In his book “The Great Divide”, Nobel Prize winner Joseph Stiglitz highlights the idea that, in the period leading up to the 2008 financial crisis, large banks lost sight of their main function: financial intermediation; connecting lenders and borrowers. In Lebanon, commercial banks have managed to remain true to that goal all while navigating the good times and the bad times the country has been through.
Seeking bank loans is the most attractive financing vehicle for individuals and companies alike in Lebanon. With the absence of developed capital markets in Lebanon, businesses, which are mostly family businesses, borrow from banks instead of issuing stocks or bonds. Businesses also favor bank financing because it would protect them from the risks of capital dilution as it would unshackle them from the mandatory publishing of financial statements at regular intervals. As for individuals, bank financing is their only option for accessing additional funds especially in times when the economy is sluggish.

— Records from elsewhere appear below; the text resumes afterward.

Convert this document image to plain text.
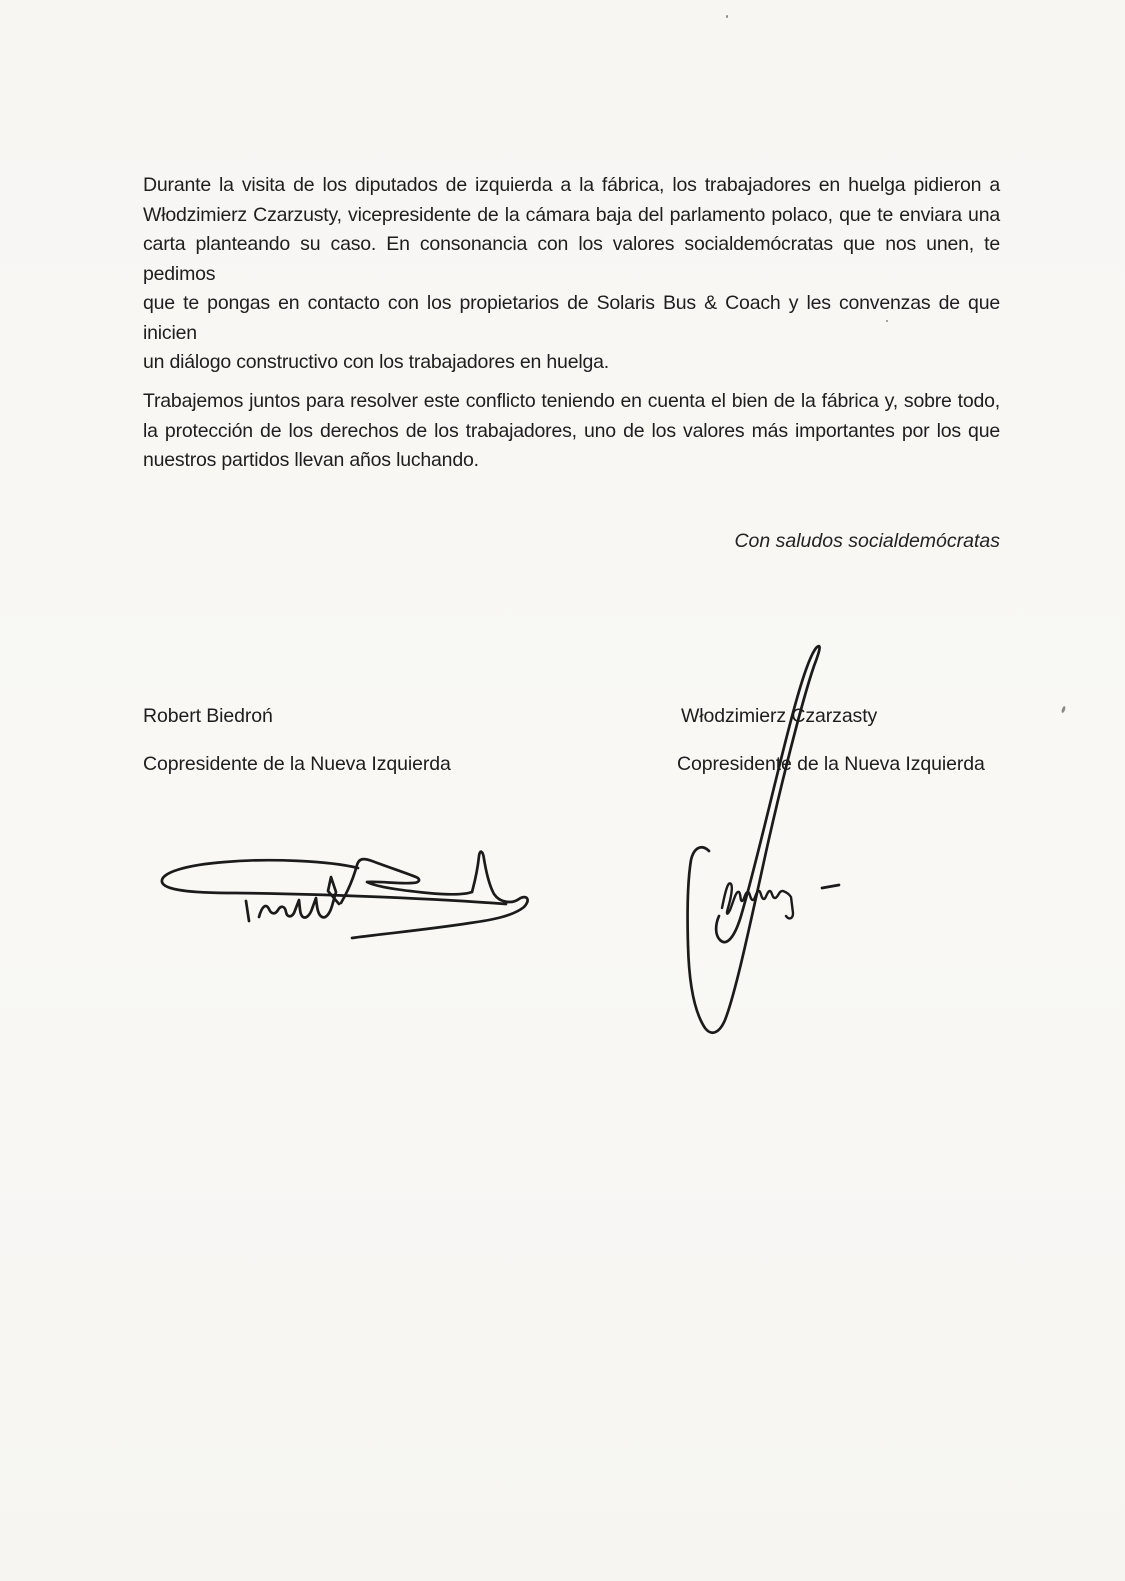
Durante la visita de los diputados de izquierda a la fábrica, los trabajadores en huelga pidieron a
Włodzimierz Czarzusty, vicepresidente de la cámara baja del parlamento polaco, que te enviara una
carta planteando su caso. En consonancia con los valores socialdemócratas que nos unen, te pedimos
que te pongas en contacto con los propietarios de Solaris Bus & Coach y les convenzas de que inicien
un diálogo constructivo con los trabajadores en huelga.
Trabajemos juntos para resolver este conflicto teniendo en cuenta el bien de la fábrica y, sobre todo,
la protección de los derechos de los trabajadores, uno de los valores más importantes por los que
nuestros partidos llevan años luchando.
Con saludos socialdemócratas
Robert Biedroń
Copresidente de la Nueva Izquierda
Włodzimierz Czarzasty
Copresidente de la Nueva Izquierda
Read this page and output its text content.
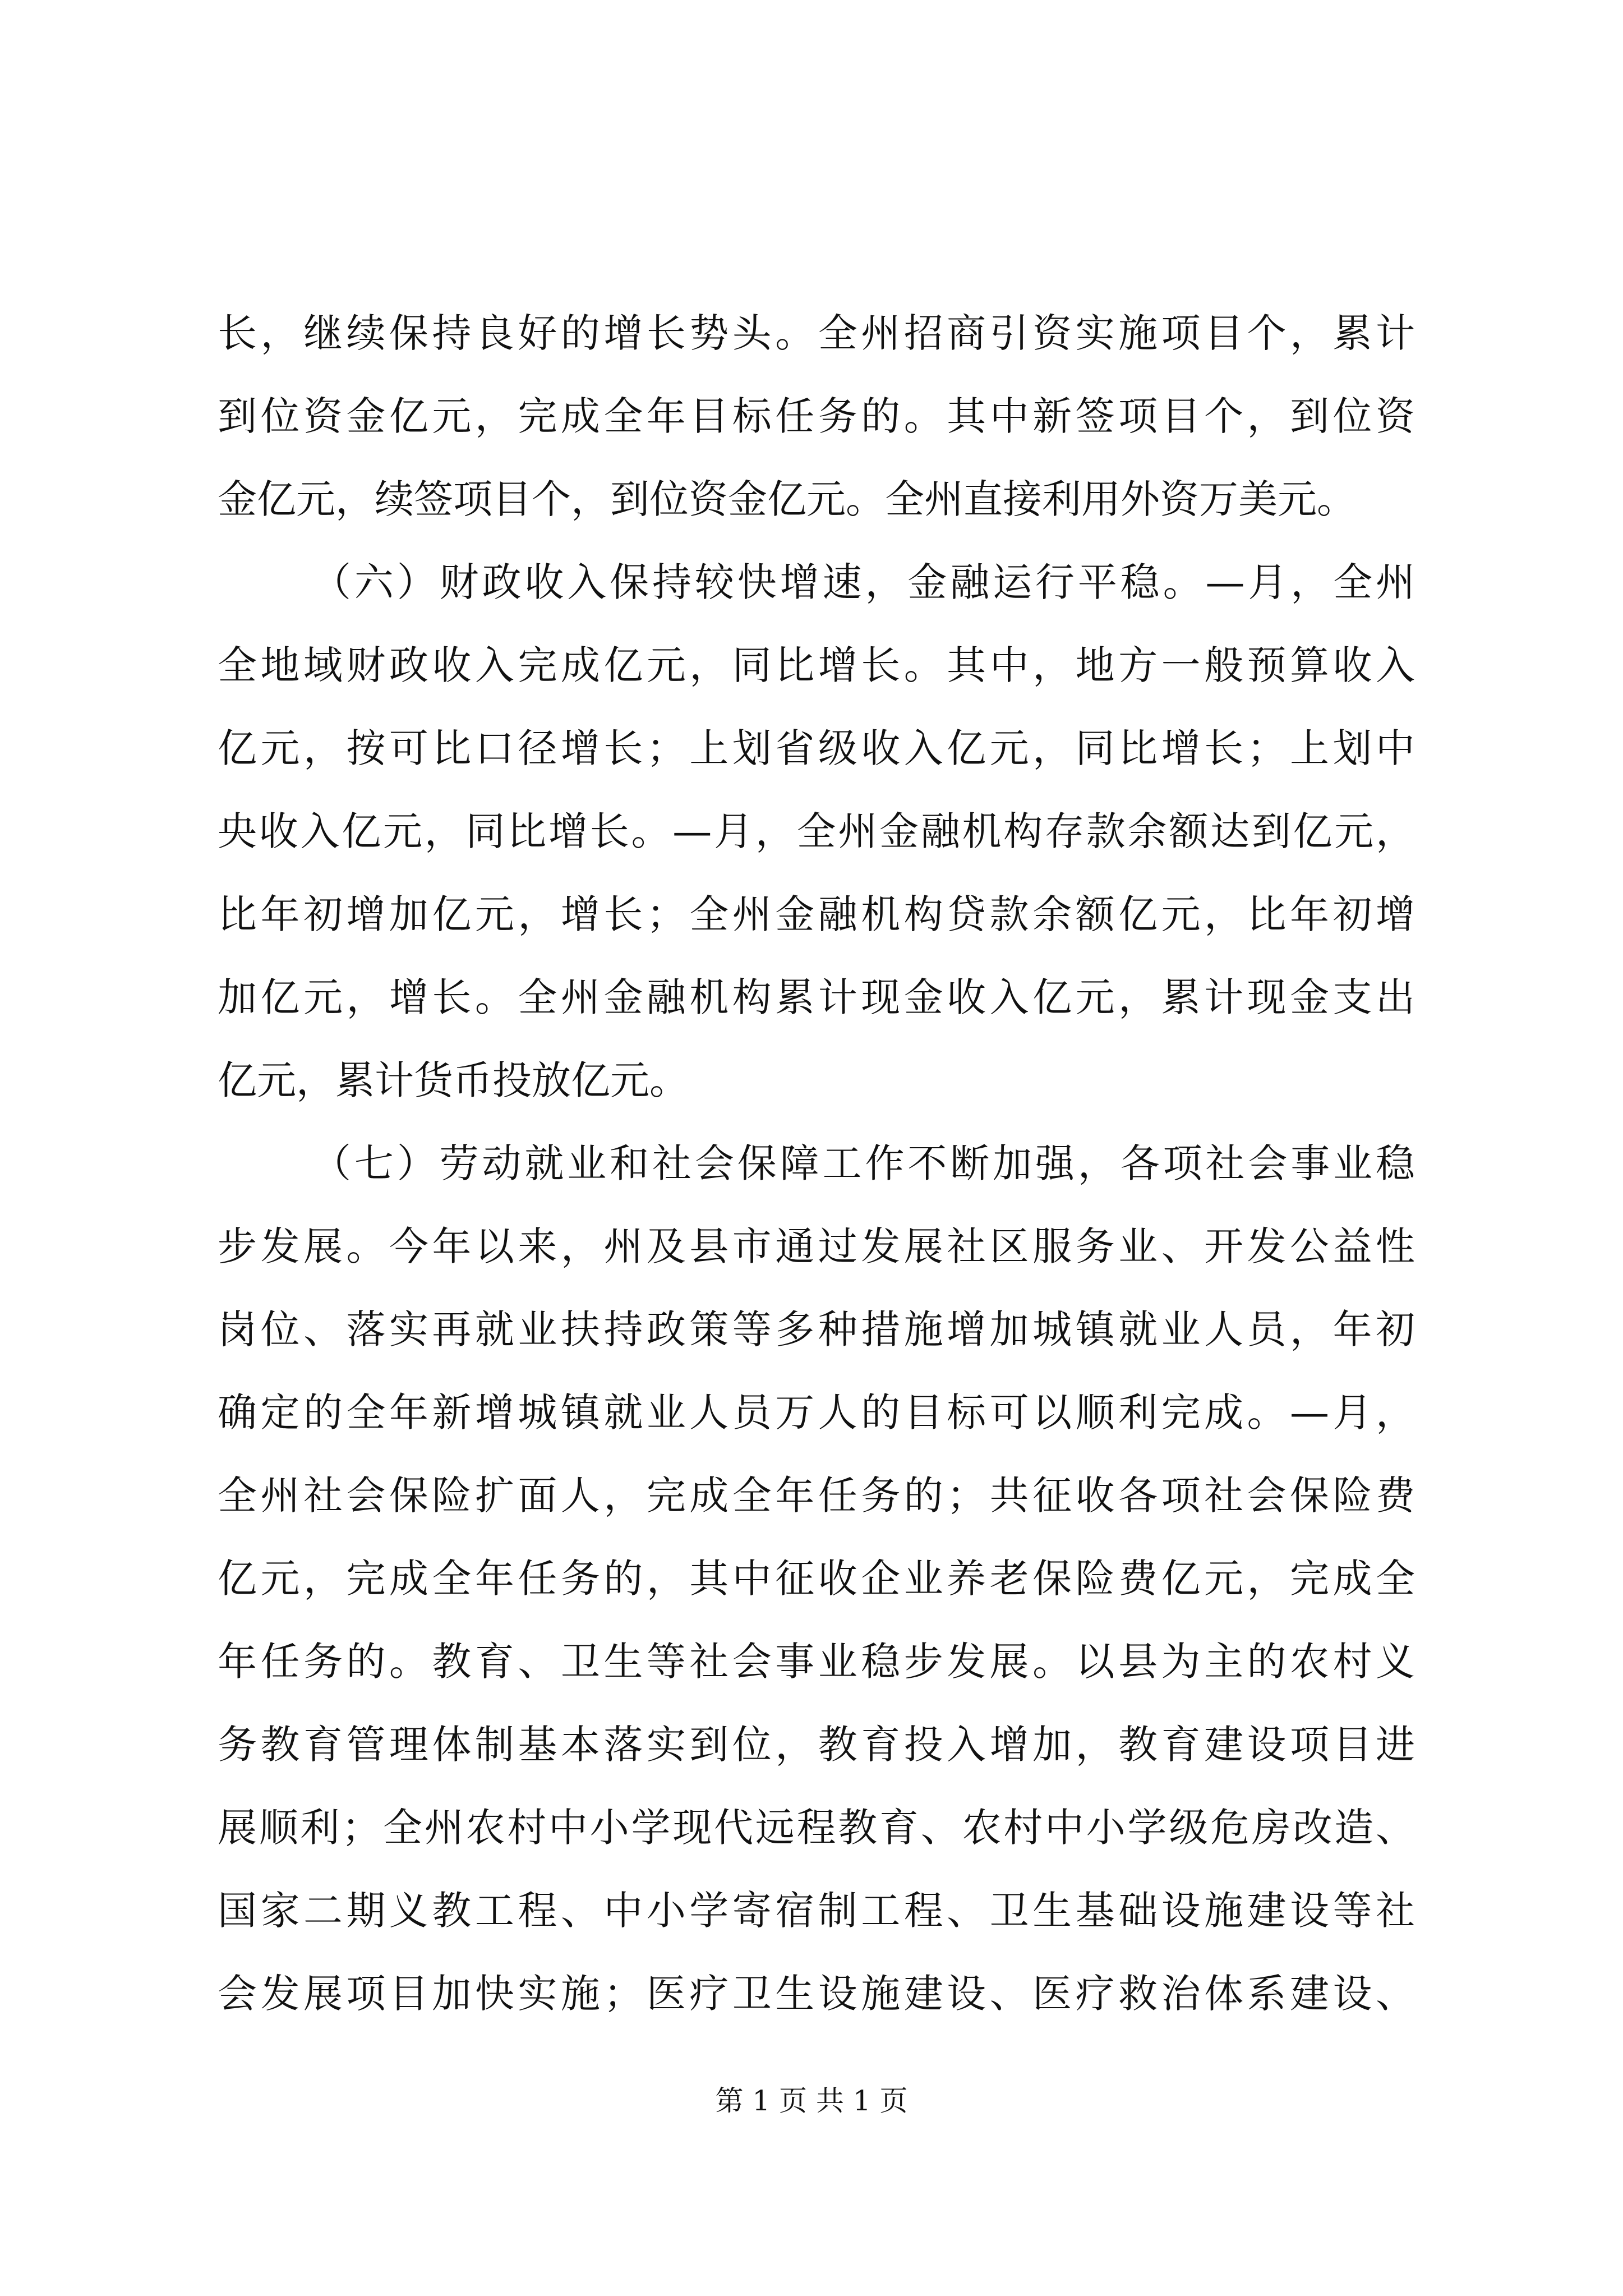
长，继续保持良好的增长势头。全州招商引资实施项目个，累计
到位资金亿元，完成全年目标任务的。其中新签项目个，到位资
金亿元，续签项目个，到位资金亿元。全州直接利用外资万美元。
（六）财政收入保持较快增速，金融运行平稳。—月，全州
全地域财政收入完成亿元，同比增长。其中，地方一般预算收入
亿元，按可比口径增长；上划省级收入亿元，同比增长；上划中
央收入亿元，同比增长。—月，全州金融机构存款余额达到亿元，
比年初增加亿元，增长；全州金融机构贷款余额亿元，比年初增
加亿元，增长。全州金融机构累计现金收入亿元，累计现金支出
亿元，累计货币投放亿元。
（七）劳动就业和社会保障工作不断加强，各项社会事业稳
步发展。今年以来，州及县市通过发展社区服务业、开发公益性
岗位、落实再就业扶持政策等多种措施增加城镇就业人员，年初
确定的全年新增城镇就业人员万人的目标可以顺利完成。—月，
全州社会保险扩面人，完成全年任务的；共征收各项社会保险费
亿元，完成全年任务的，其中征收企业养老保险费亿元，完成全
年任务的。教育、卫生等社会事业稳步发展。以县为主的农村义
务教育管理体制基本落实到位，教育投入增加，教育建设项目进
展顺利；全州农村中小学现代远程教育、农村中小学级危房改造、
国家二期义教工程、中小学寄宿制工程、卫生基础设施建设等社
会发展项目加快实施；医疗卫生设施建设、医疗救治体系建设、
第 1 页 共 1 页
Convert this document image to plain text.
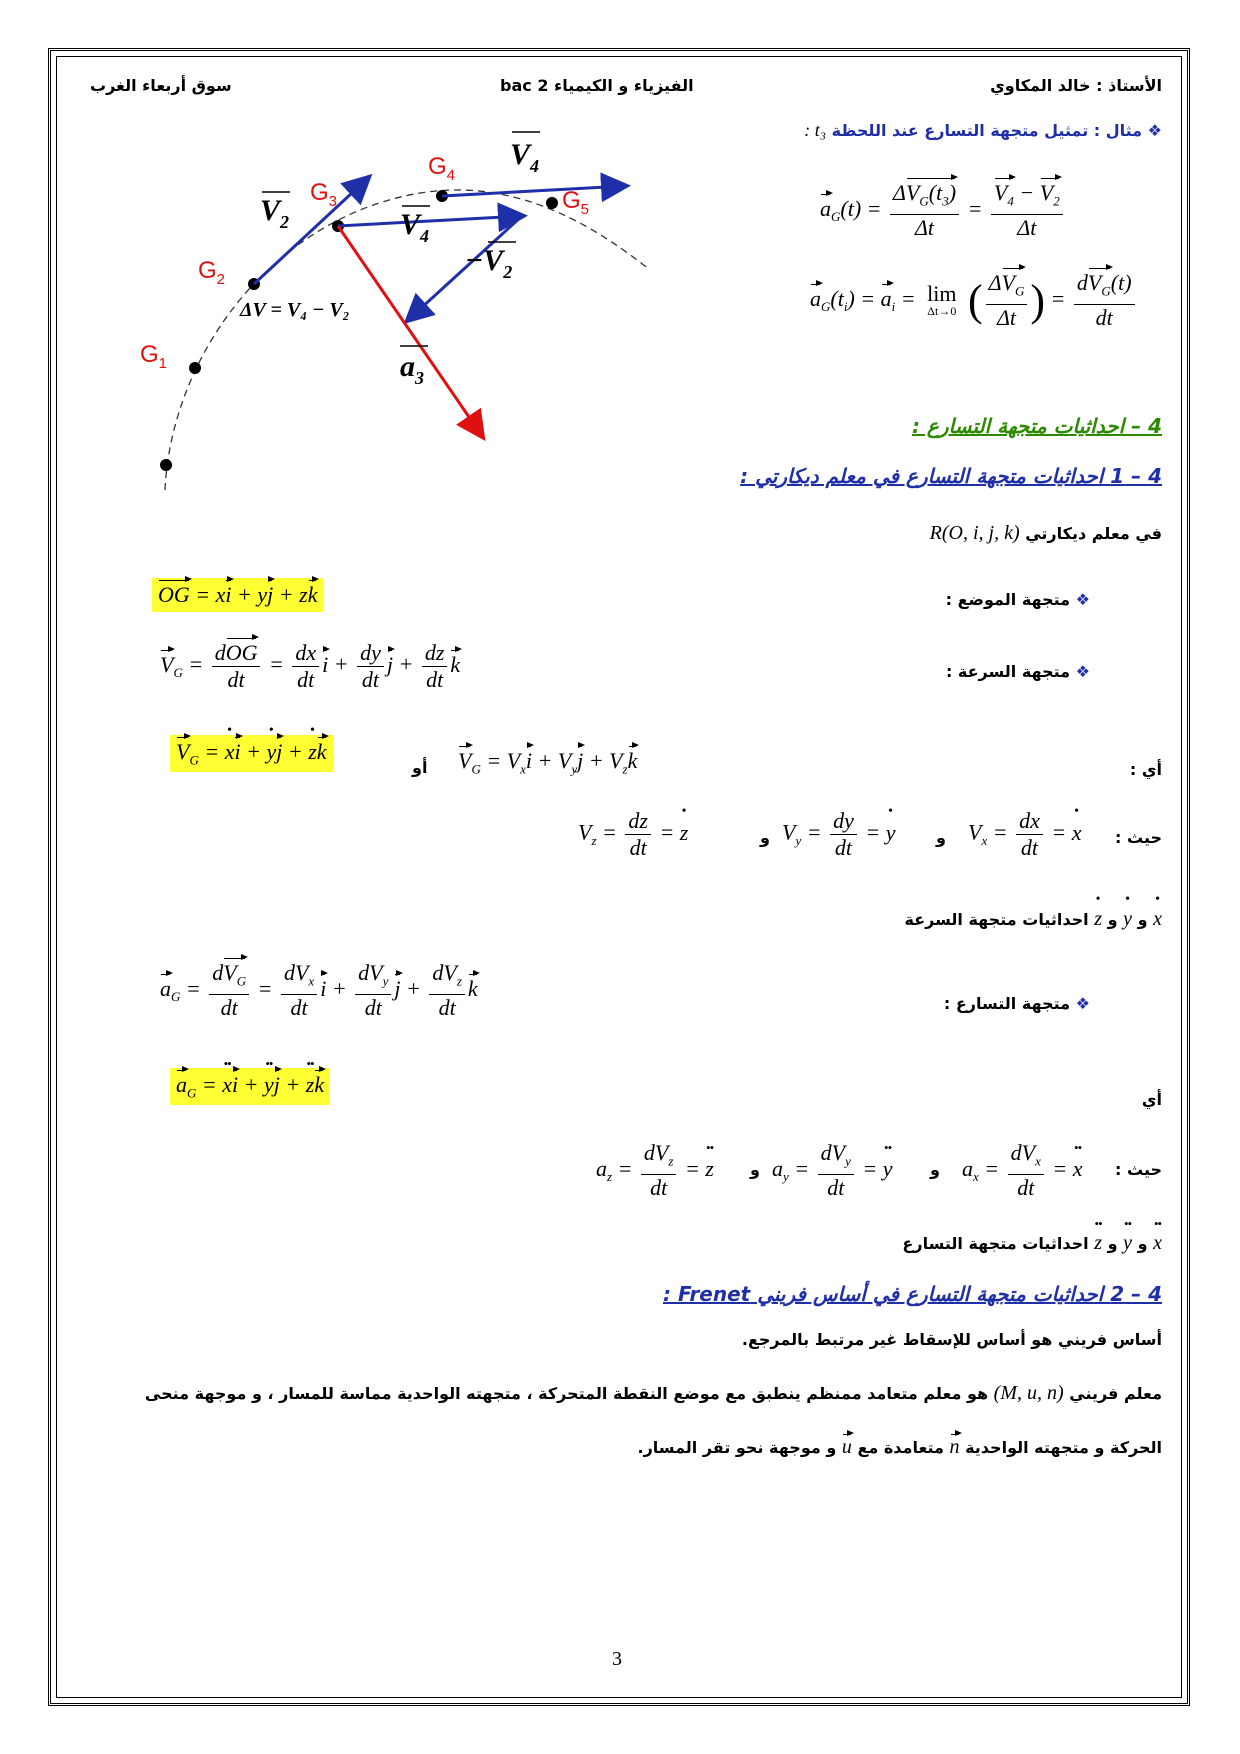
الأستاذ : خالد المكاوي
الفيزياء و الكيمياء 2 bac
سوق أربعاء الغرب
❖ مثال : تمثيل متجهة التسارع عند اللحظة t₃ :
$G_1$
$G_2$
$G_3$
$G_4$
$G_5$
$V_2$
$V_4$
$V_4$
$-V_2$
$a_3$
ΔV = V₄ − V₂
$a_G(t) = \frac{\Delta V_G(t_3)}{\Delta t} = \frac{V_4 - V_2}{\Delta t}$
$a_G(t_i) = a_i = \lim$
Δt→0 ( $\frac{\Delta V_G}{\Delta t}$ ) = $\frac{dV_G(t)}{dt}$
4 – احداثيات متجهة التسارع :
4 – 1 احداثيات متجهة التسارع في معلم ديكارتي :
في معلم ديكارتي R(O, i, j, k)
❖ متجهة الموضع :
OG = xi + yj + zk
❖ متجهة السرعة :
$V_G = \frac{\text{dOG}}{dt} = \frac{dx}{dt}$ $i + \frac{dy}{dt}$ $j + \frac{dz}{dt}$ k
أي :
$V_G$ = • xi + • yj + • zk
أو $V_G = V_xi + V_yj + V_zk$
حيث :
$V_z = \frac{dz}{dt}$ = • z	و $V_y = \frac{dy}{dt}$ = • y	و $V_x = \frac{dx}{dt}$ = • x
• x و • y و • z احداثيات متجهة السرعة
❖ متجهة التسارع :
$a_G = \frac{dV_G}{dt} = \frac{dV_x}{dt}$ $i + \frac{dV_y}{dt}$ $j + \frac{dV_z}{dt}$ k
أي
$a_G$ = •• xi + •• yj + •• zk
حيث :
$a_z = \frac{dV_z}{dt}$ = •• z و $a_y = \frac{dV_y}{dt}$ = •• y و $a_x = \frac{dV_x}{dt}$ = •• x
•• x و •• y و •• z احداثيات متجهة التسارع
4 – 2 احداثيات متجهة التسارع في أساس فريني Frenet :
أساس فريني هو أساس للإسقاط غير مرتبط بالمرجع.
معلم فريني (M, u, n) هو معلم متعامد ممنظم ينطبق مع موضع النقطة المتحركة ، متجهته الواحدية مماسة للمسار ، و موجهة منحى
الحركة و متجهته الواحدية n متعامدة مع u و موجهة نحو تقر المسار.
3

It is then no wonder that Central Bank figures show that the total value of loans granted in the financial sector grew by 2.4% since year-start to $59.32B by July 2016 and represented 114% of 2016’ estimated GDP.
The sectorial composition of all the loans granted in Lebanon has been assuming the same structure since at least 2013. Up to July 2016, the value of individual loans was the highest with a share of 32.4% in total loans and a share of 37% of 2016’s estimated GDP and that is what compelled the Central Bank of Lebanon to issue tighter regulations regarding retail loans in circular #369 back in 2014. Contracting and construction loans come in second with a share of 19% for contracting and construction followed by 14.9% for wholesale trade, 9.6% for processing industries, 5.7% for real estate, rent and employment services, 6.1% for retail trade, 2.9% for transport, warehouses and communication and 2.7% for Hotels, furnished apartments and restaurants.